Analía Pello es descendiente de mineros, hija de les cuenques. Vivió «el auge y el declive de la mina» y en su condición de fotógrafa se propuso «documentar los últimos mineros». No fue fácil conseguir los permisos y sigue inmersa en ese empeño. Mientras tanto, en su camino se cruzaron los otros «últimos» que aún resisten por toda Asturias.
Con esa sensibilidad de quien forma parte de un mundo que desaparece ha mirado a oficios de los que apenas restan profesionales en activo. Son en concreto una veintena, fotografiados desde oriente hasta occidente: un alfarero, un maestro herrero, un pastor de xalda, un madreñero, una artesana del frivolité, artesanos del azabache, un elaborador de queso Gamonéu del puertu, un videoclub, un talabartero, una redera, un ebanista, un reparador de máquinas de coser, una restauradora, maestros toneleros, un paragüero, un artesano del vidrio soplado, un barquillero, un fotógrafo analógico… Una lista viva, porque el proyecto sigue creciendo.

«Dije, bueno, pues el oficio de mi padre no lo puedo cubrir, pero cubro otros. Y así empecé», cuenta.
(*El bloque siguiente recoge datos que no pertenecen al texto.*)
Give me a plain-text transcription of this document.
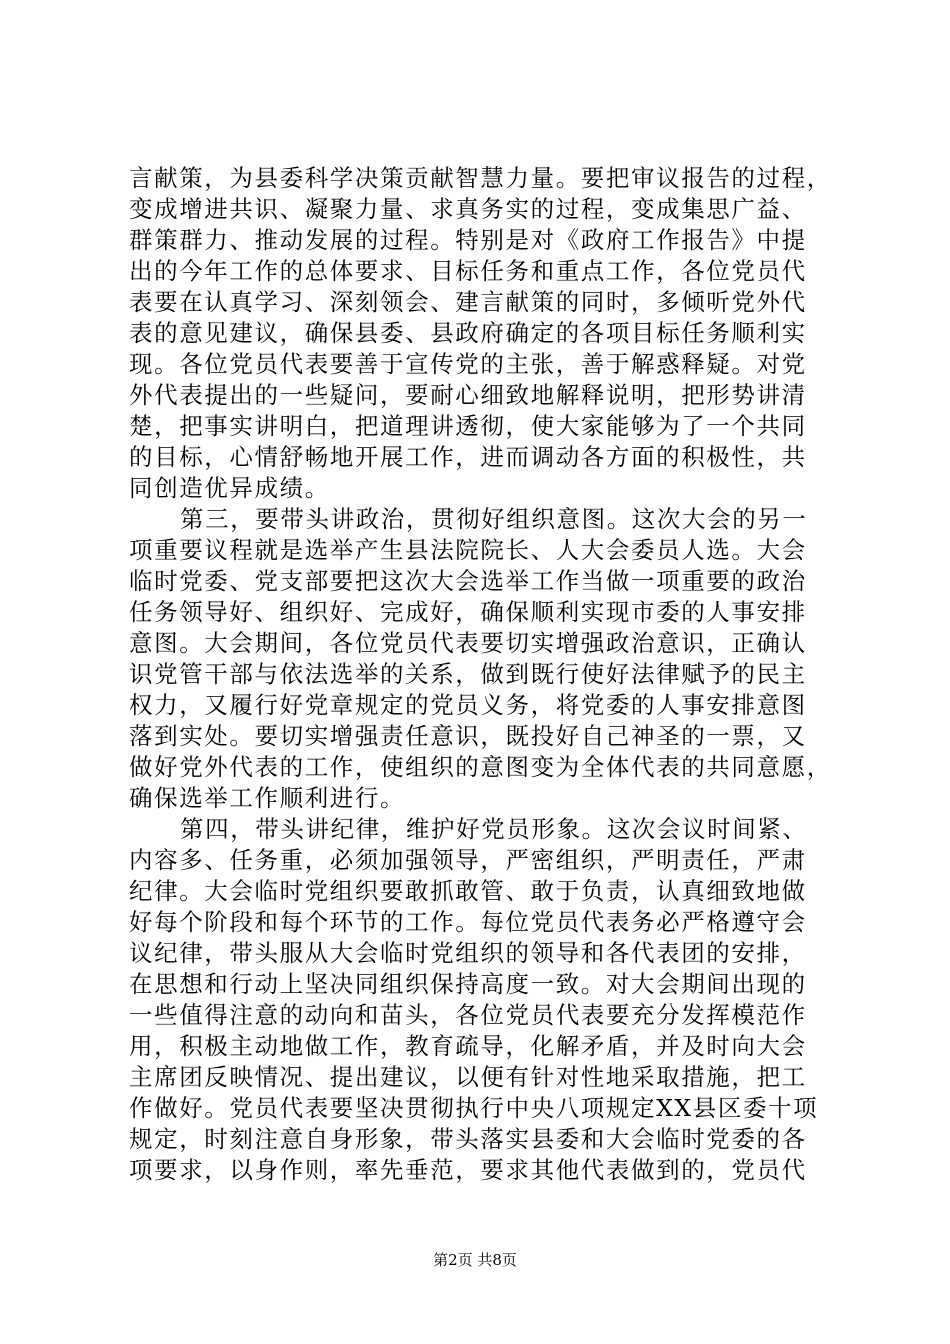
言献策，为县委科学决策贡献智慧力量。要把审议报告的过程，
变成增进共识、凝聚力量、求真务实的过程，变成集思广益、
群策群力、推动发展的过程。特别是对《政府工作报告》中提
出的今年工作的总体要求、目标任务和重点工作，各位党员代
表要在认真学习、深刻领会、建言献策的同时，多倾听党外代
表的意见建议，确保县委、县政府确定的各项目标任务顺利实
现。各位党员代表要善于宣传党的主张，善于解惑释疑。对党
外代表提出的一些疑问，要耐心细致地解释说明，把形势讲清
楚，把事实讲明白，把道理讲透彻，使大家能够为了一个共同
的目标，心情舒畅地开展工作，进而调动各方面的积极性，共
同创造优异成绩。
第三，要带头讲政治，贯彻好组织意图。这次大会的另一
项重要议程就是选举产生县法院院长、人大会委员人选。大会
临时党委、党支部要把这次大会选举工作当做一项重要的政治
任务领导好、组织好、完成好，确保顺利实现市委的人事安排
意图。大会期间，各位党员代表要切实增强政治意识，正确认
识党管干部与依法选举的关系，做到既行使好法律赋予的民主
权力，又履行好党章规定的党员义务，将党委的人事安排意图
落到实处。要切实增强责任意识，既投好自己神圣的一票，又
做好党外代表的工作，使组织的意图变为全体代表的共同意愿，
确保选举工作顺利进行。
第四，带头讲纪律，维护好党员形象。这次会议时间紧、
内容多、任务重，必须加强领导，严密组织，严明责任，严肃
纪律。大会临时党组织要敢抓敢管、敢于负责，认真细致地做
好每个阶段和每个环节的工作。每位党员代表务必严格遵守会
议纪律，带头服从大会临时党组织的领导和各代表团的安排，
在思想和行动上坚决同组织保持高度一致。对大会期间出现的
一些值得注意的动向和苗头，各位党员代表要充分发挥模范作
用，积极主动地做工作，教育疏导，化解矛盾，并及时向大会
主席团反映情况、提出建议，以便有针对性地采取措施，把工
作做好。党员代表要坚决贯彻执行中央八项规定XX县区委十项
规定，时刻注意自身形象，带头落实县委和大会临时党委的各
项要求，以身作则，率先垂范，要求其他代表做到的，党员代
第2页 共8页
En la primera lista que elaboró entraron «oficios tipo el zapatero, el que restaura máquinas de coser… oficios de toda la vida que les quedaban pocos años». Siguiendo esa línea llegó a «los oficios más ancestrales», a los «arraigados a la cultura».
A base de innumerables horas y muchos kilómetros de punta a punta de Asturias, desde Peñamellera Alta a Taramundi, Analía Pello fue conociendo de cerca esos oficios «en el umbral del olvido» y a las personas que los mantienen vivos. El resultado es una exposición fotográfica, ‘En el umbral del olvido’, inaugurada este mes de marzo en Aller –de donde es natural- y que girará en los próximos meses por más puntos de Asturias. Por lo pronto, mayo en Grao, junio en Turón y Colunga, septiembre en Gijón, octubre en el Cislan, noviembre en Langreo y diciembre en Lugones.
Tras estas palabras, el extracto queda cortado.